Who here knows what McCabe Cyclomatic Complexity is? Anyone?
<silence>
It’s a term from computer science that defines the complexity of a computer program. I have a degree in computer science (kinda*), and I’ve never heard of this term – so don’t feel bad if you are not familiar with it.
At Award Consulting we have a team meeting every morning, and last week Stephen Denny decided to educate us about McCabe Cyclomatic Complexity – I’m still not exactly sure why. But yes, it was fascinating, and yes, our team meetings sometimes take weird tangents.

What is Cyclomatic Complexity?
There’s a complicated definition involving graphs and nodes and edges, but the simple version is this:
It’s a number representing the complexity of a computer program, specifically the number of paths that can be taken through the code.
So if you have a simple process that says “If it’s the weekend, take the day off, else go to work”, then that would have a cyclomatic complexity of 2, because there are two choices (take the day off, or go to work). You can see that the more choices there are (i.e. the more paths through the code), the more complex the logic must be.
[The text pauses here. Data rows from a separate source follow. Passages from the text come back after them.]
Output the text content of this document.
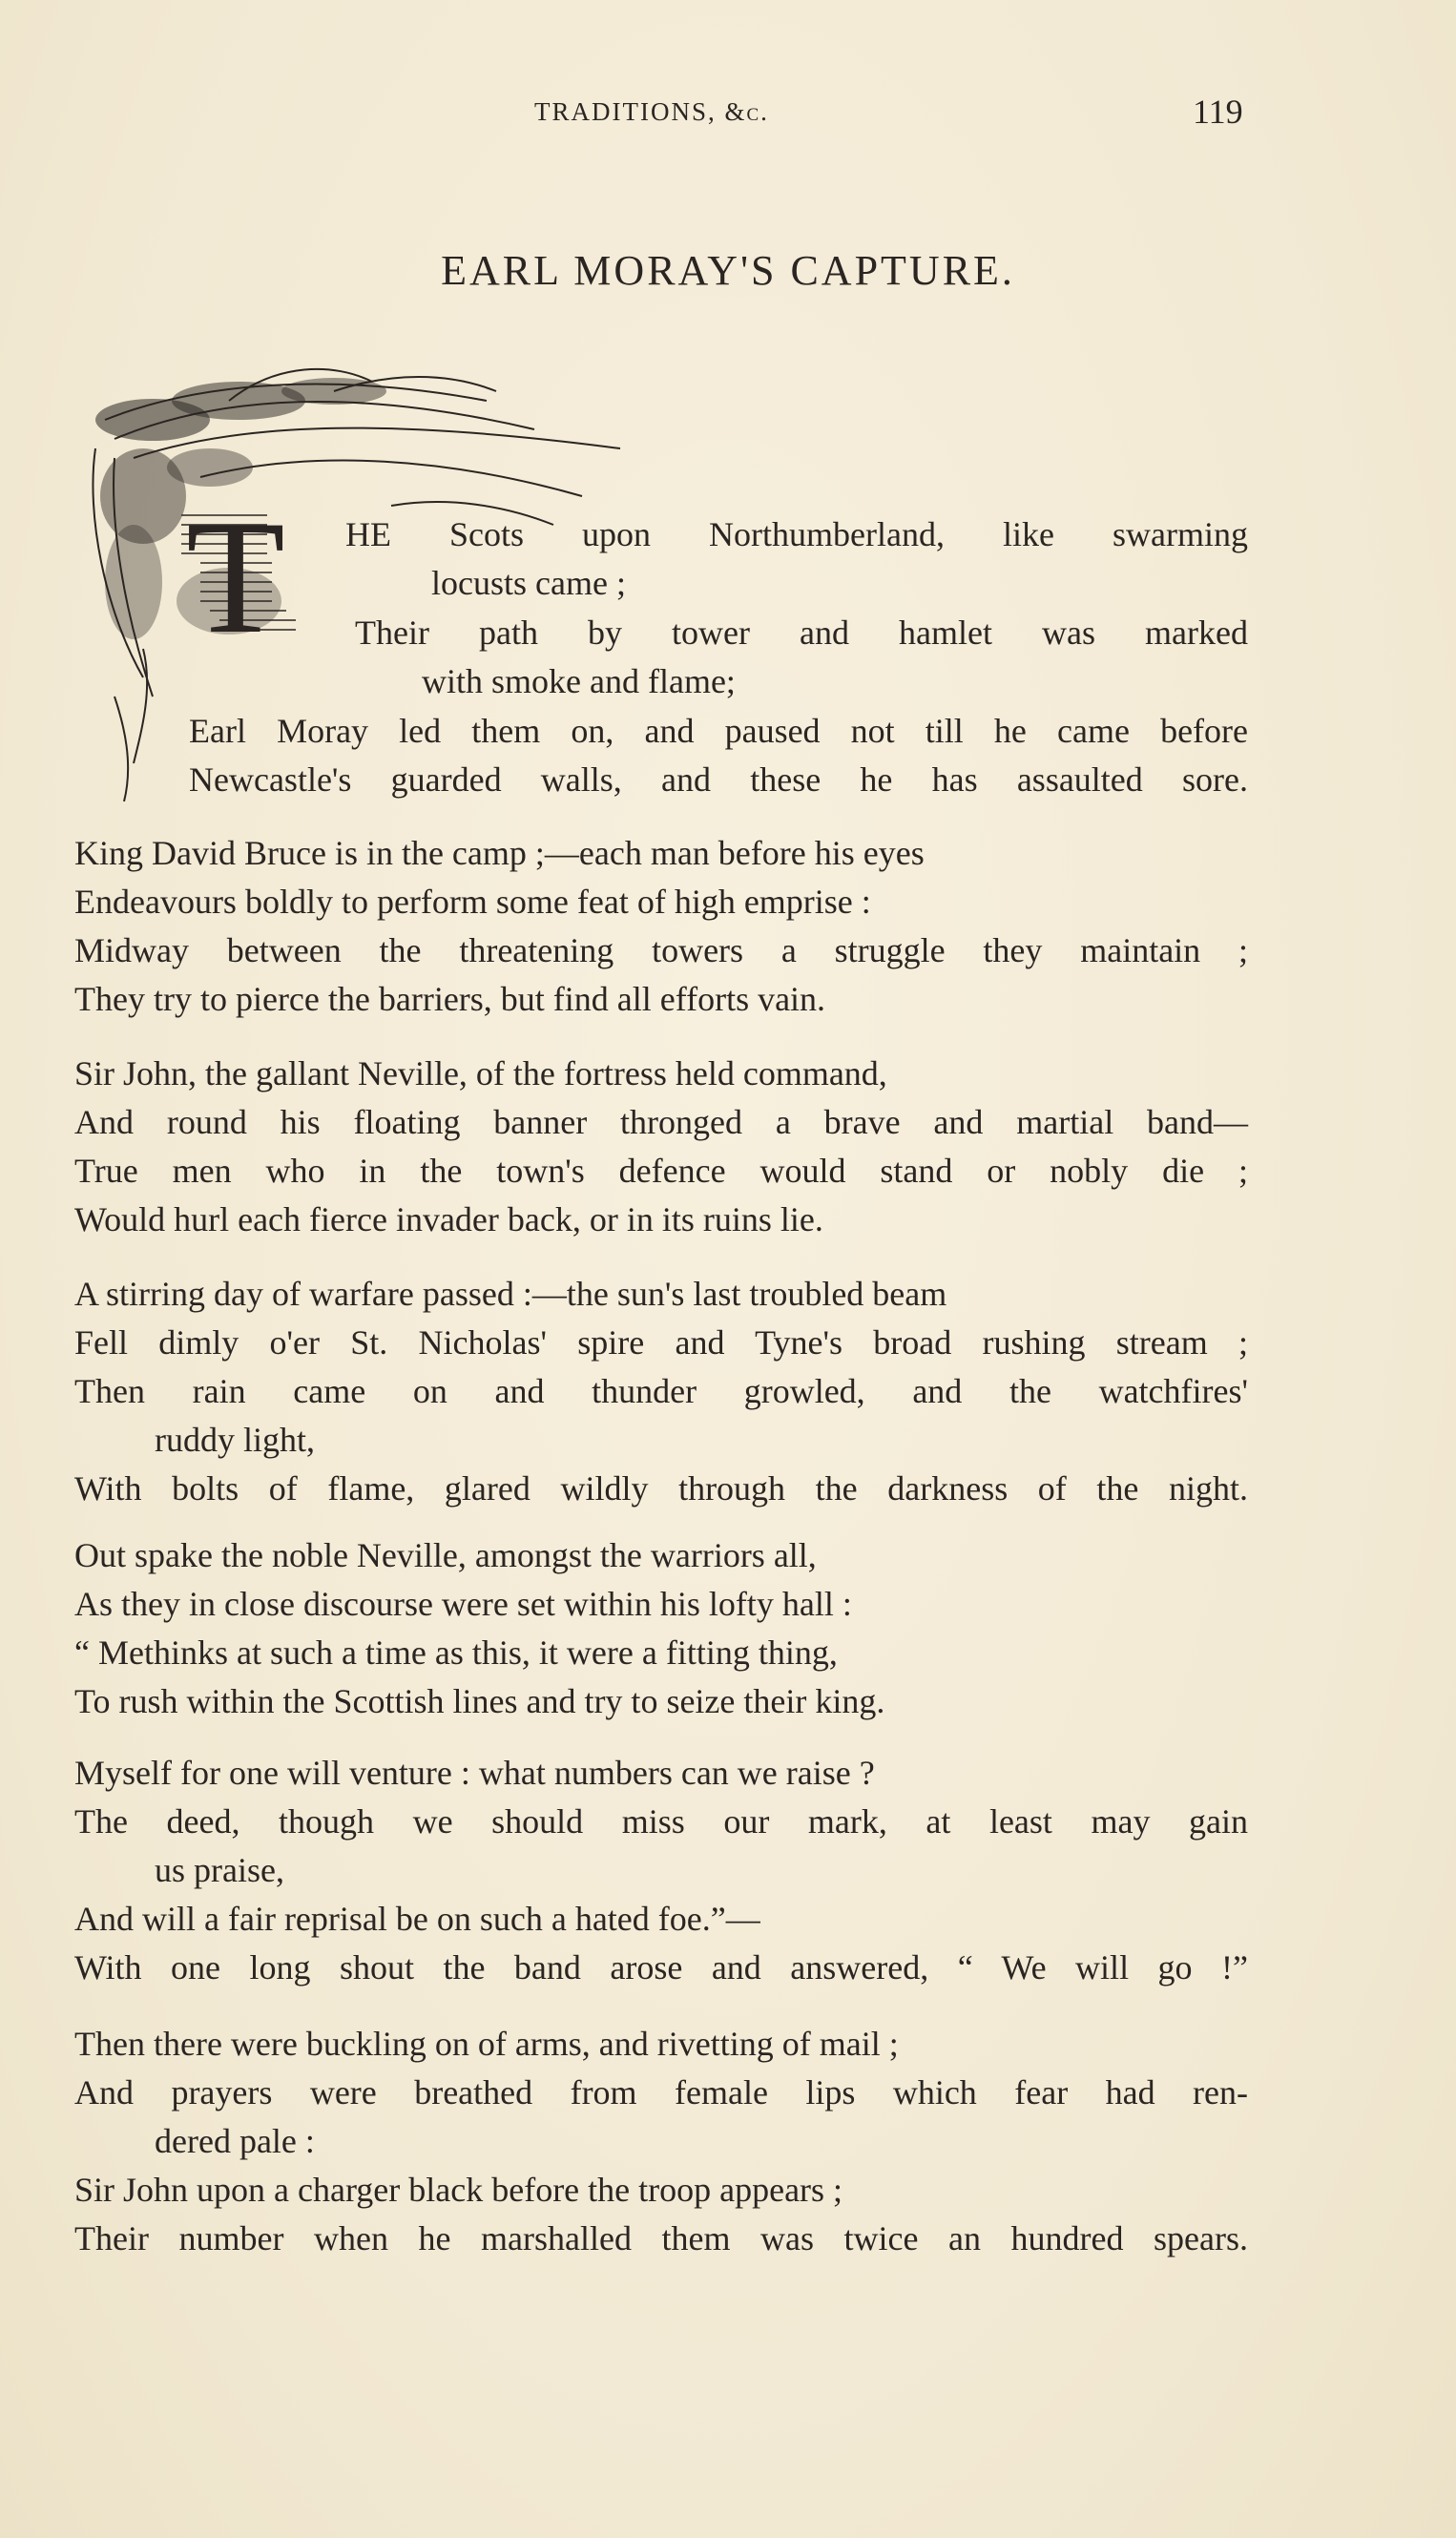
TRADITIONS, &c.	119
EARL MORAY'S CAPTURE.
T HE Scots upon Northumberland, like swarming
locusts came ;
Their path by tower and hamlet was marked
with smoke and flame;
Earl Moray led them on, and paused not till he came before
Newcastle's guarded walls, and these he has assaulted sore.
King David Bruce is in the camp ;—each man before his eyes
Endeavours boldly to perform some feat of high emprise :
Midway between the threatening towers a struggle they maintain ;
They try to pierce the barriers, but find all efforts vain.
Sir John, the gallant Neville, of the fortress held command,
And round his floating banner thronged a brave and martial band—
True men who in the town's defence would stand or nobly die ;
Would hurl each fierce invader back, or in its ruins lie.
A stirring day of warfare passed :—the sun's last troubled beam
Fell dimly o'er St. Nicholas' spire and Tyne's broad rushing stream ;
Then rain came on and thunder growled, and the watchfires'
ruddy light,
With bolts of flame, glared wildly through the darkness of the night.
Out spake the noble Neville, amongst the warriors all,
As they in close discourse were set within his lofty hall :
“ Methinks at such a time as this, it were a fitting thing,
To rush within the Scottish lines and try to seize their king.
Myself for one will venture : what numbers can we raise ?
The deed, though we should miss our mark, at least may gain
us praise,
And will a fair reprisal be on such a hated foe.”—
With one long shout the band arose and answered, “ We will go !”
Then there were buckling on of arms, and rivetting of mail ;
And prayers were breathed from female lips which fear had ren-
dered pale :
Sir John upon a charger black before the troop appears ;
Their number when he marshalled them was twice an hundred spears.
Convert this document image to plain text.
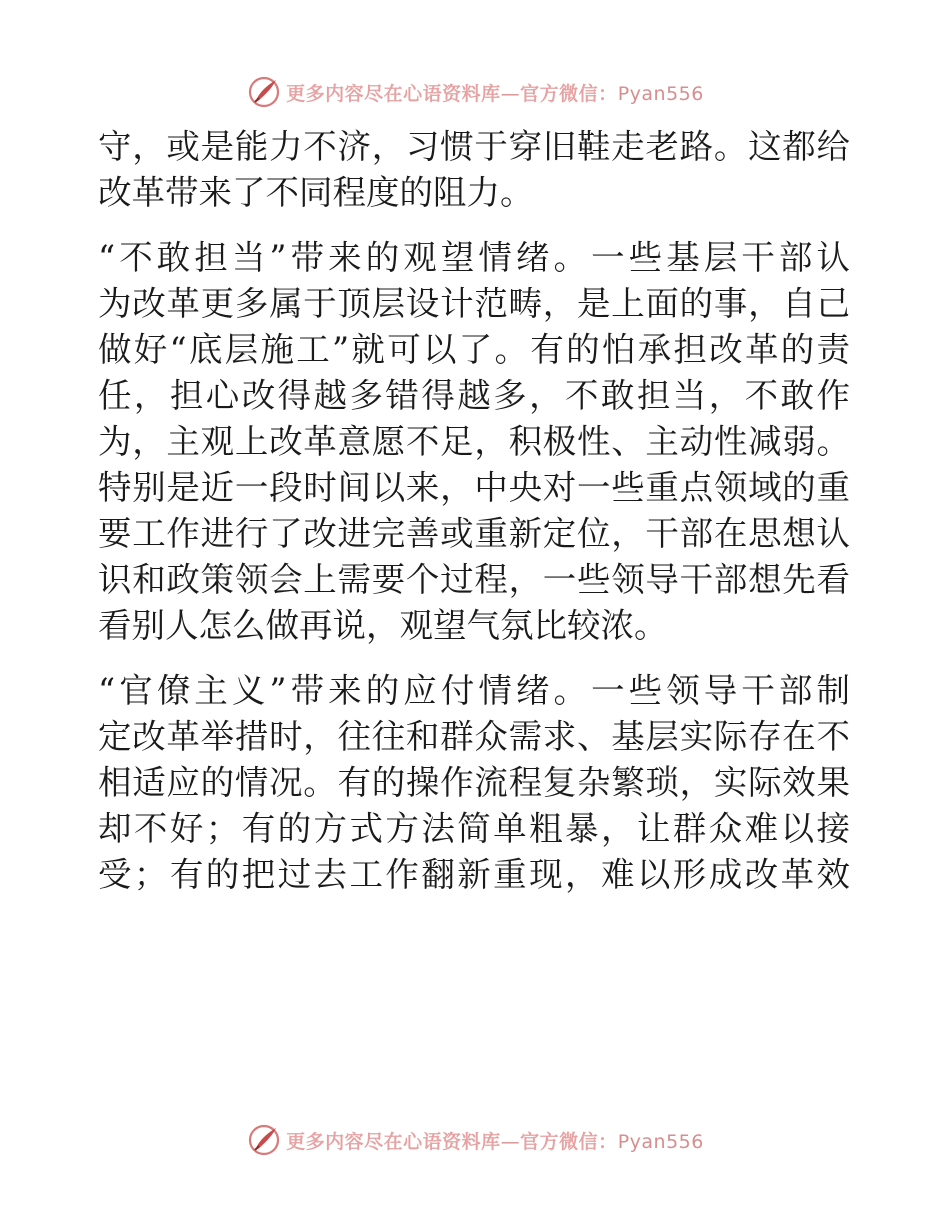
更多内容尽在心语资料库—官方微信：Pyan556
守，或是能力不济，习惯于穿旧鞋走老路。这都给
改革带来了不同程度的阻力。
“不敢担当”带来的观望情绪。一些基层干部认
为改革更多属于顶层设计范畴，是上面的事，自己
做好“底层施工”就可以了。有的怕承担改革的责
任，担心改得越多错得越多，不敢担当，不敢作
为，主观上改革意愿不足，积极性、主动性减弱。
特别是近一段时间以来，中央对一些重点领域的重
要工作进行了改进完善或重新定位，干部在思想认
识和政策领会上需要个过程，一些领导干部想先看
看别人怎么做再说，观望气氛比较浓。
“官僚主义”带来的应付情绪。一些领导干部制
定改革举措时，往往和群众需求、基层实际存在不
相适应的情况。有的操作流程复杂繁琐，实际效果
却不好；有的方式方法简单粗暴，让群众难以接
受；有的把过去工作翻新重现，难以形成改革效
更多内容尽在心语资料库—官方微信：Pyan556
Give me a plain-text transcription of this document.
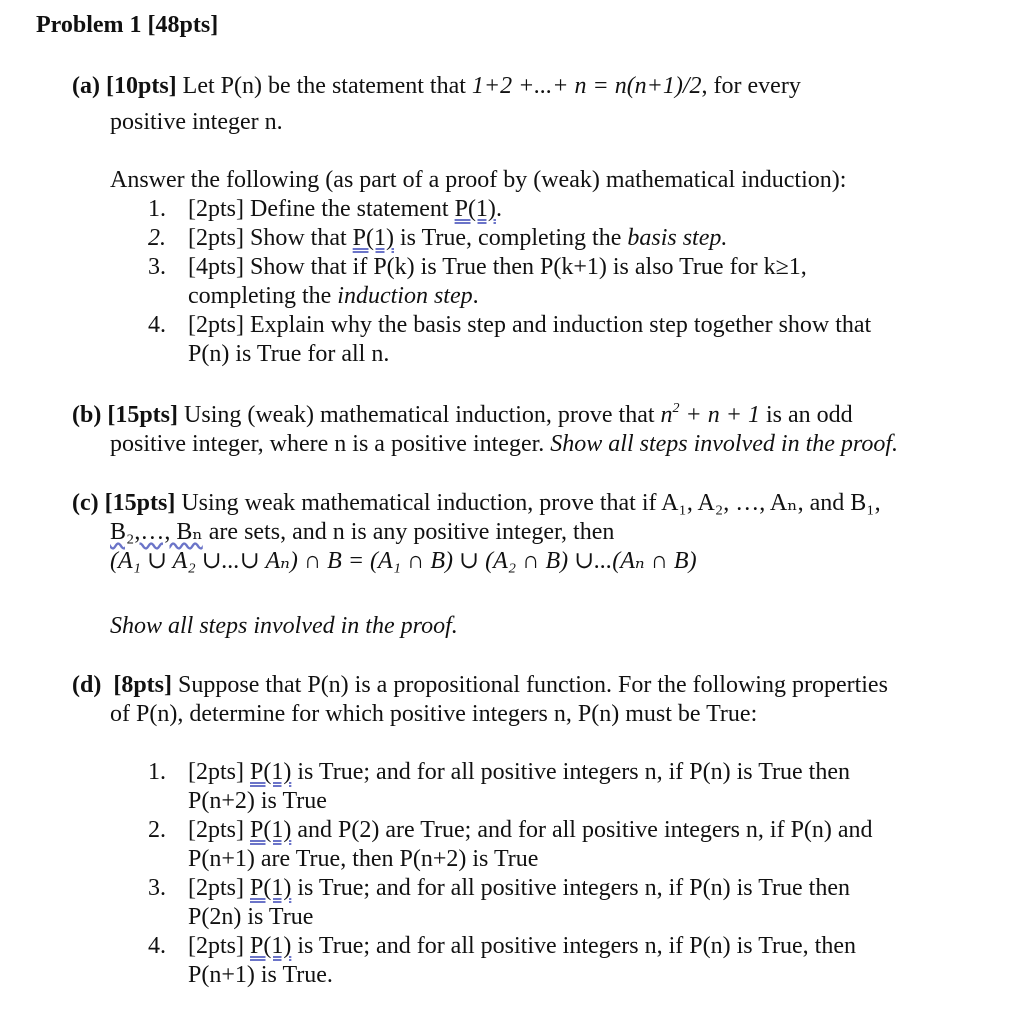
Problem 1 [48pts]
(a) [10pts] Let P(n) be the statement that 1+2 +...+ n = n(n+1)/2, for every
positive integer n.
Answer the following (as part of a proof by (weak) mathematical induction):
1. [2pts] Define the statement P(1).
2. [2pts] Show that P(1) is True, completing the basis step.
3. [4pts] Show that if P(k) is True then P(k+1) is also True for k≥1,
completing the induction step.
4. [2pts] Explain why the basis step and induction step together show that
P(n) is True for all n.
(b) [15pts] Using (weak) mathematical induction, prove that $n^2 + n + 1$ is an odd
positive integer, where n is a positive integer. Show all steps involved in the proof.
(c) [15pts] Using weak mathematical induction, prove that if A₁, A₂, …, Aₙ, and B₁,
B₂,…, Bₙ are sets, and n is any positive integer, then
(A₁ ∪ A₂ ∪...∪ Aₙ) ∩ B = (A₁ ∩ B) ∪ (A₂ ∩ B) ∪...(Aₙ ∩ B)
Show all steps involved in the proof.
(d) [8pts] Suppose that P(n) is a propositional function. For the following properties
of P(n), determine for which positive integers n, P(n) must be True:
1. [2pts] P(1) is True; and for all positive integers n, if P(n) is True then
P(n+2) is True
2. [2pts] P(1) and P(2) are True; and for all positive integers n, if P(n) and
P(n+1) are True, then P(n+2) is True
3. [2pts] P(1) is True; and for all positive integers n, if P(n) is True then
P(2n) is True
4. [2pts] P(1) is True; and for all positive integers n, if P(n) is True, then
P(n+1) is True.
Why do computer programmers care?
Thomas McCabe proposed this idea in 1976 because he thought it was bad for programs to be too complex. In fact, he didn’t just come up with the number – the measurement of complexity – he also recommended that no computer program should have a complexity greater than 10.
His recommendation was that if you ever had a piece of code with more than 10 possible paths through it, you should split that code into multiple modules – where each module was nice and simple to understand.
And it turns out that this is a good idea. Researchers have found that the higher the cyclomatic complexity of a computer program, the more bugs there are in it. So keeping things simple is the best way to find success.
Why should telecoms engineers care?
Most people reading this don’t write code for a living (nor do I, any more), but the idea that you need to keep systems simple in order to limit defects is valuable for any kind of system or network.
- Switch Translations: Anyone who has attended a translations training class at Metaswitch will know that it’s best practice to keep each table very simple. Each table should only do one job. Yes it’s possible to look at 3 different fields in a Number Validation table, but everyone who tries to look at your logic later will be confused, and it’s likely to lead to mistakes.
- Trunk Groups: How many different paths are there through your voice network? How many different trunk groups do you have? Are all subscribers treated the same, or do you have different classes of subscribers that are routed with different logic? There are always good reasons for adding complexity, but unless you’re very careful, you’ll end up with a huge mess that no-one understands and is impossible to maintain.
- IP network: The same question applies to your IP network. How many routers and links are there? Is each subnet simple and does it serve a single purpose? If someone looked at your IP routing tables would they quickly understand what you’re doing and why?
I think my team is particularly sensitive to these kinds of issues, because we see it a lot. Technician A built a network, and maintained it for 25 years. He/she understood it just fine, but then Technician A retired, and no-one else has a clue how anything works, and whenever you try to make a small change calls start failing.
If you’re already in that situation, let me know and we’ll help you out. It may not be easy (even for us), but our team has many decades of experience, so if anyone can untangle the knot, it’ll be us.
If you haven’t reached breaking point yet, then hear this plea: aim for simplicity! Any time you make a change to some kind of routing logic, look for a way to simplify things – or at least write a clear description of what you’re doing and why! Future generations of voice technicians will thank you.
*Not that anyone cares, but my degree is in Mathematics and Computation, where the Computation half was basically academic/theoretical computer science.